Perla empujaba las ramas del camino con sus manos, de modo que sus brazos empezaron a presentar varios rasguños que hacían su piel arder. Ignoró el dolor de las heridas, del mismo modo que estaba ignorando el cansancio de sus piernas por correr. Lo único que importaba era escapar. No quería ni imaginar qué le harían si lograban atraparla.

Sobre el sonido de su respiración y sus pisadas frenéticas, Perla escuchó otro andar a sus espaldas. Soltó un chillido de angustia y apretó aún más el paso. Se tiraría al caudal, era lo único que le quedaba para escapar.

Por fin llegó a la orilla del río, la sonrisa de triunfo en su rostro duró apenas un segundo, puesto que de inmediato se dio cuenta de que su plan era imposible.
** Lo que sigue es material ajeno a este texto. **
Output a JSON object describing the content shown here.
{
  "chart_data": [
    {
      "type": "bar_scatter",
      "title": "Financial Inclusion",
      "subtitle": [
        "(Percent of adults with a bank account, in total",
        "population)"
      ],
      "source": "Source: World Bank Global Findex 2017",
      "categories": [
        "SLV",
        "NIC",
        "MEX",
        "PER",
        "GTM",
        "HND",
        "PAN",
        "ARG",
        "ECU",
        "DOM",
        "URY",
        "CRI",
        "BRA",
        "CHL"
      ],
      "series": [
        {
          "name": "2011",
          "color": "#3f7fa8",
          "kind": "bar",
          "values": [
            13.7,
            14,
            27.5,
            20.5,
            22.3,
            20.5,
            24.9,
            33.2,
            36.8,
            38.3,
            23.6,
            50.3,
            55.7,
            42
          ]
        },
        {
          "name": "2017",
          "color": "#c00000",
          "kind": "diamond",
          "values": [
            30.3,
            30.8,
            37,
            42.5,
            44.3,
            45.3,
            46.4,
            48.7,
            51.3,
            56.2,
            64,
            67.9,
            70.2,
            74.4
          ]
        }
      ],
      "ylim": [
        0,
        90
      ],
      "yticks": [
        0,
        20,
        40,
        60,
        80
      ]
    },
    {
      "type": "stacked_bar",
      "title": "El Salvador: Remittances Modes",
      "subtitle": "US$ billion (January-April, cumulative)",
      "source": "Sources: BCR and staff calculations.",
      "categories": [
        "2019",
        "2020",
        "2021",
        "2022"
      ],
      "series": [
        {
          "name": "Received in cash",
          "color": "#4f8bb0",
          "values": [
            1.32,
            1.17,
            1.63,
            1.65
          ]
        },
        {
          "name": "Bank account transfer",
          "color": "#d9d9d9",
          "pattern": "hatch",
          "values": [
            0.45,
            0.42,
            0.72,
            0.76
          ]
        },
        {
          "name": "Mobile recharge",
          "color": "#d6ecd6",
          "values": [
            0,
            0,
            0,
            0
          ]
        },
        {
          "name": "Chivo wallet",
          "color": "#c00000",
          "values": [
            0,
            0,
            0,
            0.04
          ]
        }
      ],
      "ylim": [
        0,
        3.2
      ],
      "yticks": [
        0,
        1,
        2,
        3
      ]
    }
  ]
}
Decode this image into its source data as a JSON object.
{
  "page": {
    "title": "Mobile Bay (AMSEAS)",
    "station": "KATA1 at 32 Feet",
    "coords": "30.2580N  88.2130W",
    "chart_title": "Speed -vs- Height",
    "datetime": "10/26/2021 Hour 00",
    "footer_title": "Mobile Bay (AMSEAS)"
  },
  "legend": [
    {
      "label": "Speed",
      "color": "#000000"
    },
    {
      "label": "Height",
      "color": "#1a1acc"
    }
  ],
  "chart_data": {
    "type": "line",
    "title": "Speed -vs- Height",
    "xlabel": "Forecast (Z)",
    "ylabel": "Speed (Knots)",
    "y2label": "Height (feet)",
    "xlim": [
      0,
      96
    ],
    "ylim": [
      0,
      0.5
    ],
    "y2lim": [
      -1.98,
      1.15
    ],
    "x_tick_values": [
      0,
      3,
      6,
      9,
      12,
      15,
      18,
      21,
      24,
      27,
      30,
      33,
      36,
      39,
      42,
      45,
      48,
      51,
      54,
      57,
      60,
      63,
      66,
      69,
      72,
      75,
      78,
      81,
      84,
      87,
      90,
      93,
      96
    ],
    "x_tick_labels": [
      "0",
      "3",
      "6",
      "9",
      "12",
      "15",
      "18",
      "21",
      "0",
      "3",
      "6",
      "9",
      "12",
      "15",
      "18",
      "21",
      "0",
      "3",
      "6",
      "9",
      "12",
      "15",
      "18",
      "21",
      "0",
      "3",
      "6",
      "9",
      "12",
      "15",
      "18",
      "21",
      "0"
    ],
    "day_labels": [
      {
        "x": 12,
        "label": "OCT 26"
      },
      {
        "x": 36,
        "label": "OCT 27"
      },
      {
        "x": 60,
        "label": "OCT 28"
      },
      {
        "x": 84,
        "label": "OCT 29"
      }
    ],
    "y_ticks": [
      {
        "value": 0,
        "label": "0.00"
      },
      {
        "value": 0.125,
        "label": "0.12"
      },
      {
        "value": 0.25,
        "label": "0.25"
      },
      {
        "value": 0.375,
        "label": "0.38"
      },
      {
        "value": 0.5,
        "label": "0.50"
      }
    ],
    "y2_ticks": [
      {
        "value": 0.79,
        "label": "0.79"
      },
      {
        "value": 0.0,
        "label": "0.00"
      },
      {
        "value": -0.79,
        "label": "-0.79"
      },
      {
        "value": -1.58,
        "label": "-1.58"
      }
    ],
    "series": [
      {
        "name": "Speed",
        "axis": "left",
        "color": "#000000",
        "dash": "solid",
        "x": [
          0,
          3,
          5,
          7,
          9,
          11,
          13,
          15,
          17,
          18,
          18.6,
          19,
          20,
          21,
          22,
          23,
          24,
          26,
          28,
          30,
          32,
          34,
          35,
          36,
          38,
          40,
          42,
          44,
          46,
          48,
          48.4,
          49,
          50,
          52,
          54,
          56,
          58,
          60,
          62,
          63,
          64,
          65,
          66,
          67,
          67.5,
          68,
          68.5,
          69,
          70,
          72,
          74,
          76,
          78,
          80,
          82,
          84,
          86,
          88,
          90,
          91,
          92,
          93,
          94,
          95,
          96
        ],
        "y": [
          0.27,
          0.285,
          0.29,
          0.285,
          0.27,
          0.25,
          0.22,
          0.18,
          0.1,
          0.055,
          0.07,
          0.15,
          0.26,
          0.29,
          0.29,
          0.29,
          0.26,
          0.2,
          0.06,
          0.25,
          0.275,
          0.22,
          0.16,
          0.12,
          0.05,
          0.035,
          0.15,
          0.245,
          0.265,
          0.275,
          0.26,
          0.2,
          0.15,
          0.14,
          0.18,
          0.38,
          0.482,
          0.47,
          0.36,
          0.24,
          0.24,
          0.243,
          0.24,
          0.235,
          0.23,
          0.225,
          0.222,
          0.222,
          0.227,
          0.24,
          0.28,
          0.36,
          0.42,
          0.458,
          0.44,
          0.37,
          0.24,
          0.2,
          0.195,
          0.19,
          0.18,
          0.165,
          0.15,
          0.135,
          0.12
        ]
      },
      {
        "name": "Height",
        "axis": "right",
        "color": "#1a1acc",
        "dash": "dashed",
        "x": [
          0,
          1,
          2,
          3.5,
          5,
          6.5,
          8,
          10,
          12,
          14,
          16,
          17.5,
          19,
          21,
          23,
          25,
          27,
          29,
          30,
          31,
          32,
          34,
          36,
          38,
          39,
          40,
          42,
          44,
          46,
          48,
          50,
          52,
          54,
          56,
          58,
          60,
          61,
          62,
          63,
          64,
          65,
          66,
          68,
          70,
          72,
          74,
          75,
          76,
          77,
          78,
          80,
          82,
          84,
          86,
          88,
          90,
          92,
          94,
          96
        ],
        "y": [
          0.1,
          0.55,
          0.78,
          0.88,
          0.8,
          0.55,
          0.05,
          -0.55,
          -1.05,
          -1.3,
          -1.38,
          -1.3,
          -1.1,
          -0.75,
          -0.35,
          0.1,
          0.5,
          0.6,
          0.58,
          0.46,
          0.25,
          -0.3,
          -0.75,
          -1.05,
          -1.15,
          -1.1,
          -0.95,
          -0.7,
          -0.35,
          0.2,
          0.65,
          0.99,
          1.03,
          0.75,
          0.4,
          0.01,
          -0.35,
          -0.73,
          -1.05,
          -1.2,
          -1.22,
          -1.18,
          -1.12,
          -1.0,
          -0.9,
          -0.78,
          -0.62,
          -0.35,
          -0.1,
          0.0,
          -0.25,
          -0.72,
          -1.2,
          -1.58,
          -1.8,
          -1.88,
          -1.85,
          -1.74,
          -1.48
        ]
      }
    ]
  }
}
La corriente era demasiado agresiva, la lluvia del día anterior había nutrido de tal manera el caudal que el agua golpeaba con violencia la orilla y las rocas a su paso, se ahogaría en un instante.

Mientras contemplaba atónita la imposibilidad de su única forma de escape, el bandido le dio alcance y la tomó por la espalda.

—¡Ni creas que puedes huir! —exclamó al atraparla.

Perla trató de defenderse, llevó sus manos a la cara de él para rasguñarlo, pero solo logró arrancarle el velo que cubría su rostro. Tiró la tela a un lado y empezó a patearlo y a dar codazos para que la soltara, pero él no cedía, al contrario, comenzó a arrastrarla de vuelta por donde venían. Perla trató de resistirse, pero era difícil luchar con alguien que tenía a la espalda. Manoteó desesperada e incluso le arañó una mejilla, pero él no la soltó. Entonces sus manos dieron con el cabello del bandido, lo llevaba largo, casi a la altura de los hombros, de modo que ella pudo tirar de él, haciéndolo emitir un gruñido de queja. Volvió a tirar, esta vez él la soltó. Entonces Perla salió disparada al frente, pero su impulso fue tanto que no logró frenar a tiempo y terminó cayendo al río.

En un segundo, el mundo fue otro. Perla se vio envuelta en la violencia de la corriente, sumergida por completo en el agua helada, solo logrando sacar la cabeza por breves momentos. Intentó asirse de algo, alguna rama, alguna piedra, pero sus manos no lograban dar con nada. Por más que movía las piernas, su cuerpo no era rival para la corriente, el agua la arrastraba sin darle oportunidad. Después de unos minutos de inútil pelea, Perla tuvo la certeza de que moriría ahogada. Apenas lograba sacar la cabeza a instantes para respirar, pero no estaba siendo suficiente, pronto perdería el conocimiento.